Chrysta Irolla, ENG'08
Bioengineering major
Chrysta Irolla became interested in attending Penn’s School of Engineering and Applied Science (SEAS) thanks to one of the University’s oldest athletic traditions. “I was running in the Penn Relays as a junior in high school, and I was in the midst of looking at colleges I wanted to apply to,” she says. “Penn had a different dynamic. When I did a tour I discovered that it offered engineering students a lot of opportunities to pursue independent and international projects to learn about business.”
Penn’s interdisciplinary advantage is something Chrysta has taken full advantage of in her time here. “I just finished taking two Engineering Entrepreneurship classes,” she says, “which focus on teaching engineers about business, so they can really be successful in launching their own inventions in the market after they graduate.” Additionally, Chrysta has developed her entrepreneurial interests at the Weiss Tech House, a student hub dedicated to fostering the creation, development, and commercialization of new technologies.
Interested in international service work, Chrysta took part in the Global Biomedical Service (GBS) Program, a service-learning initiative of SEAS. In 2006, Chrysta and the GBS team traveled to rural China to build prosthetic limbs for amputees.

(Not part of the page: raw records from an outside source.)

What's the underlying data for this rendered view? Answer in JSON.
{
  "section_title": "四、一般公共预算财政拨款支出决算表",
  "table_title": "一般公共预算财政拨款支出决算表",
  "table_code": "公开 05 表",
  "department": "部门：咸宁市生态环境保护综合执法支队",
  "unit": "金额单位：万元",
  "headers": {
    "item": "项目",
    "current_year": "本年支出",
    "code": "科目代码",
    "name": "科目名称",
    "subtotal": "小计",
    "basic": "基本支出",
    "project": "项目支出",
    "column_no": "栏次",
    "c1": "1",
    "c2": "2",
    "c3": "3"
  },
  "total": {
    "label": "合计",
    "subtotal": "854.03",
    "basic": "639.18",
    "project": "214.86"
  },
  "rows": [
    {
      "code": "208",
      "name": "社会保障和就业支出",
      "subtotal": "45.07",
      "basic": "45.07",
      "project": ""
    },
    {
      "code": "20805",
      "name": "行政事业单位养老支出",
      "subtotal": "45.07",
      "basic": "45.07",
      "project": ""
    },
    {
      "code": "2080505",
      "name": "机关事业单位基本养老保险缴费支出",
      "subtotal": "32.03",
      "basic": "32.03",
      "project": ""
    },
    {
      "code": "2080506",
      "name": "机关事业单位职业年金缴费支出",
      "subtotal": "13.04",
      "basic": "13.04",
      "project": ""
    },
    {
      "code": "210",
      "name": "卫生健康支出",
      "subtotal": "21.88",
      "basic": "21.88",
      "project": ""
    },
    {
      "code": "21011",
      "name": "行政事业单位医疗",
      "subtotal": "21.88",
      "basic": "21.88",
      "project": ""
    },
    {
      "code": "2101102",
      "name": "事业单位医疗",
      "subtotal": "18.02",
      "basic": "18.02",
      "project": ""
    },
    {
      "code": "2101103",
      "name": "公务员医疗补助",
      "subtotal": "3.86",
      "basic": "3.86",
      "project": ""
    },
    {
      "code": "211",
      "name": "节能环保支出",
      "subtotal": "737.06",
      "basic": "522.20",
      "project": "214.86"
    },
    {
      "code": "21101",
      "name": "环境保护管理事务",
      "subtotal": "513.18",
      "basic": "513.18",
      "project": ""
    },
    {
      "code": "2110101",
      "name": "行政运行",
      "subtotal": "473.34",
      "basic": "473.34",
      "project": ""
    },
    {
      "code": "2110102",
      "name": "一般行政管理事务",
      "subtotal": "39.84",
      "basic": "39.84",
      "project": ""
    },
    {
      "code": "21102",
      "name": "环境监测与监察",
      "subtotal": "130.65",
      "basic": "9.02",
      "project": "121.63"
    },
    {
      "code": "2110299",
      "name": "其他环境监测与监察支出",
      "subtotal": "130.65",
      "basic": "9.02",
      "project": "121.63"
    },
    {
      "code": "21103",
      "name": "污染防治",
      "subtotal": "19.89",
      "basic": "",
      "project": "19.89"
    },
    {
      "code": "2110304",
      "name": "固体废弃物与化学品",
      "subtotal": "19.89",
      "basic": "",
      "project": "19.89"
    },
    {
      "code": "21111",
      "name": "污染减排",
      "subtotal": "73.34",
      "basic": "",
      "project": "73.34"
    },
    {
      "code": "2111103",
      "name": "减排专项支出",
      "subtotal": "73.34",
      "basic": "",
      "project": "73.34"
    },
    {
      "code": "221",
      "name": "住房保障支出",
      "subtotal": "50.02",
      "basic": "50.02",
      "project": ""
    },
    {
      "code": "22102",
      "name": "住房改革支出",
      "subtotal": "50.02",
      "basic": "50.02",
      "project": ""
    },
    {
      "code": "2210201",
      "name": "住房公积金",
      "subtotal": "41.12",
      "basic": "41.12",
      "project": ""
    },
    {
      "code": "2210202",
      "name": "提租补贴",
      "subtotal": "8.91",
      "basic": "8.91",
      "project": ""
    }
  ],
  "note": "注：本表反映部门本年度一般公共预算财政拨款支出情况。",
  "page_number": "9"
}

During the trip, she noticed that some patients experienced discomfort when they walked with their prosthetics. This observation led her to develop a device she calls the “SmartSock”. “The SmartSock is for people who have had transtibial, or below-the-knee, amputations,” Chrysta explains. “The sock is able to sense and redistribute the pressure on the affected limb, so that when the patients walk, it’s easier and more comfortable.”
Chrysta may never have been inspired to invent the SmartSock without the significant financial aid that made it possible for her to attend Penn. “My grants,” she says, “are a large part of the reason that I’m here. Penn had to offer a pretty persuasive financial package to convince my mother that I could afford to come here.” And in Chrysta’s case, the ripple effects of financial aid have been felt around the world.